Exercise 13.8 — Writing Community Rules You are the founding moderator of a new Discord server for a fandom you choose. Your server is expected to grow to 5,000 members within its first year.

(a) Write the initial set of 7-10 rules for your server. For each rule, include: the rule itself, the community norm it protects, and the sanction for violation. (b) Identify which of your rules you expect will need to be revised as the community grows from 500 members to 5,000. What will change? (c) Write a short #welcome-info channel message that explains the spirit behind your rules, not just their content. (d) Design your role hierarchy for the server. What roles will you have? What permissions will each have? Explain your design choices.

Exercise 13.9 — Moderator Burnout Prevention Mireille has developed specific practices to prevent moderator burnout in her 40,000-member ARMY server: rotation protocols, deliberation norms, explicit time limits.

(a) Design a moderator onboarding document that prepares new moderators for the emotional demands of the role. What should they know before they start? (b) Design a monthly moderator check-in protocol. What questions would you ask to monitor burnout risk? What actions would you take based on the answers? (c) What specific features of fan community moderation make it more emotionally demanding than, say, moderating a hobby forum for cooking or gardening? How does the affective investment of fandom itself complicate moderation? (d) If Mireille left her ARMY server tomorrow — burned out, unable to continue — what governance systems would most need to be in place to prevent the server from experiencing a governance crisis?

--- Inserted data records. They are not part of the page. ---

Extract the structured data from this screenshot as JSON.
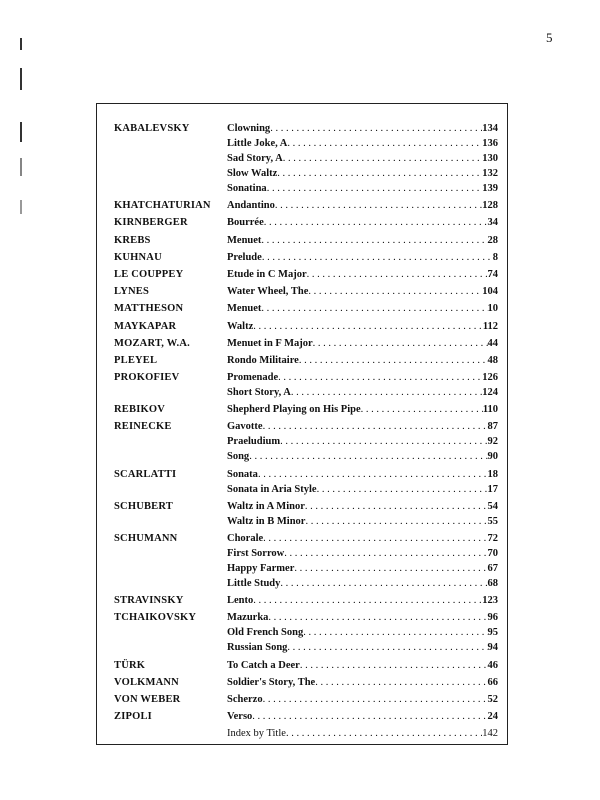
{
  "page_number": "5",
  "groups": [
    {
      "composer": "KABALEVSKY",
      "entries": [
        {
          "title": "Clowning",
          "page": "134"
        },
        {
          "title": "Little Joke, A",
          "page": "136"
        },
        {
          "title": "Sad Story, A",
          "page": "130"
        },
        {
          "title": "Slow Waltz",
          "page": "132"
        },
        {
          "title": "Sonatina",
          "page": "139"
        }
      ]
    },
    {
      "composer": "KHATCHATURIAN",
      "entries": [
        {
          "title": "Andantino",
          "page": "128"
        }
      ]
    },
    {
      "composer": "KIRNBERGER",
      "entries": [
        {
          "title": "Bourrée",
          "page": "34"
        }
      ]
    },
    {
      "composer": "KREBS",
      "entries": [
        {
          "title": "Menuet",
          "page": "28"
        }
      ]
    },
    {
      "composer": "KUHNAU",
      "entries": [
        {
          "title": "Prelude",
          "page": "8"
        }
      ]
    },
    {
      "composer": "LE COUPPEY",
      "entries": [
        {
          "title": "Etude in C Major",
          "page": "74"
        }
      ]
    },
    {
      "composer": "LYNES",
      "entries": [
        {
          "title": "Water Wheel, The",
          "page": "104"
        }
      ]
    },
    {
      "composer": "MATTHESON",
      "entries": [
        {
          "title": "Menuet",
          "page": "10"
        }
      ]
    },
    {
      "composer": "MAYKAPAR",
      "entries": [
        {
          "title": "Waltz",
          "page": "112"
        }
      ]
    },
    {
      "composer": "MOZART, W.A.",
      "entries": [
        {
          "title": "Menuet in F Major",
          "page": "44"
        }
      ]
    },
    {
      "composer": "PLEYEL",
      "entries": [
        {
          "title": "Rondo Militaire",
          "page": "48"
        }
      ]
    },
    {
      "composer": "PROKOFIEV",
      "entries": [
        {
          "title": "Promenade",
          "page": "126"
        },
        {
          "title": "Short Story, A",
          "page": "124"
        }
      ]
    },
    {
      "composer": "REBIKOV",
      "entries": [
        {
          "title": "Shepherd Playing on His Pipe",
          "page": "110"
        }
      ]
    },
    {
      "composer": "REINECKE",
      "entries": [
        {
          "title": "Gavotte",
          "page": "87"
        },
        {
          "title": "Praeludium",
          "page": "92"
        },
        {
          "title": "Song",
          "page": "90"
        }
      ]
    },
    {
      "composer": "SCARLATTI",
      "entries": [
        {
          "title": "Sonata",
          "page": "18"
        },
        {
          "title": "Sonata in Aria Style",
          "page": "17"
        }
      ]
    },
    {
      "composer": "SCHUBERT",
      "entries": [
        {
          "title": "Waltz in A Minor",
          "page": "54"
        },
        {
          "title": "Waltz in B Minor",
          "page": "55"
        }
      ]
    },
    {
      "composer": "SCHUMANN",
      "entries": [
        {
          "title": "Chorale",
          "page": "72"
        },
        {
          "title": "First Sorrow",
          "page": "70"
        },
        {
          "title": "Happy Farmer",
          "page": "67"
        },
        {
          "title": "Little Study",
          "page": "68"
        }
      ]
    },
    {
      "composer": "STRAVINSKY",
      "entries": [
        {
          "title": "Lento",
          "page": "123"
        }
      ]
    },
    {
      "composer": "TCHAIKOVSKY",
      "entries": [
        {
          "title": "Mazurka",
          "page": "96"
        },
        {
          "title": "Old French Song",
          "page": "95"
        },
        {
          "title": "Russian Song",
          "page": "94"
        }
      ]
    },
    {
      "composer": "TÜRK",
      "entries": [
        {
          "title": "To Catch a Deer",
          "page": "46"
        }
      ]
    },
    {
      "composer": "VOLKMANN",
      "entries": [
        {
          "title": "Soldier's Story, The",
          "page": "66"
        }
      ]
    },
    {
      "composer": "VON WEBER",
      "entries": [
        {
          "title": "Scherzo",
          "page": "52"
        }
      ]
    },
    {
      "composer": "ZIPOLI",
      "entries": [
        {
          "title": "Verso",
          "page": "24"
        }
      ]
    }
  ],
  "index_entry": {
    "title": "Index by Title",
    "page": "142"
  }
}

Design a succession plan.

Exercise 13.10 — Platform Governance Analysis Select a recent platform policy change that affected fan communities (examples: any content policy change on Twitter/X, Reddit's API policy changes in 2023, Tumblr's NSFW ban, AO3's periodic updates to its content policy).

(a) Describe the platform policy change and which fan communities were affected. (b) Apply the three modes of platform-community governance conflict (platform restricts what community allows; platform permits what community prohibits; platform fails to enforce what community needs) to characterize this conflict. (c) What options did affected fan communities have for responding? What did they actually do? (d) What does this case reveal about the structural power imbalance between platform governance and community governance?

Discussion Questions

13.D1 KingdomKeeper_7 spends an estimated 5+ hours a week on moderation labor that benefits Reddit (as a business) as much as it benefits the community. Is this arrangement exploitative? Is there a meaningful alternative that would be better for moderators?

13.D2 The AO3 model permits wide content diversity, including dark and offensive content, in the name of the "don't like, don't read" principle. Does this principle have limits? Are there types of content that should be excluded from fan archives regardless of tag-based governance? Who should make that decision?

13.D3 Mireille's server rules have grown from 5 to 23 over three years. At what point does rule proliferation become counterproductive? What would a governance philosophy that resists rule proliferation look like, and what would it require from community members?

13.D4 The chapter argues that "platform governance always trumps community governance." Given this structural reality, is investing significant time and energy in community governance rational? What is the community governance case for doing it anyway?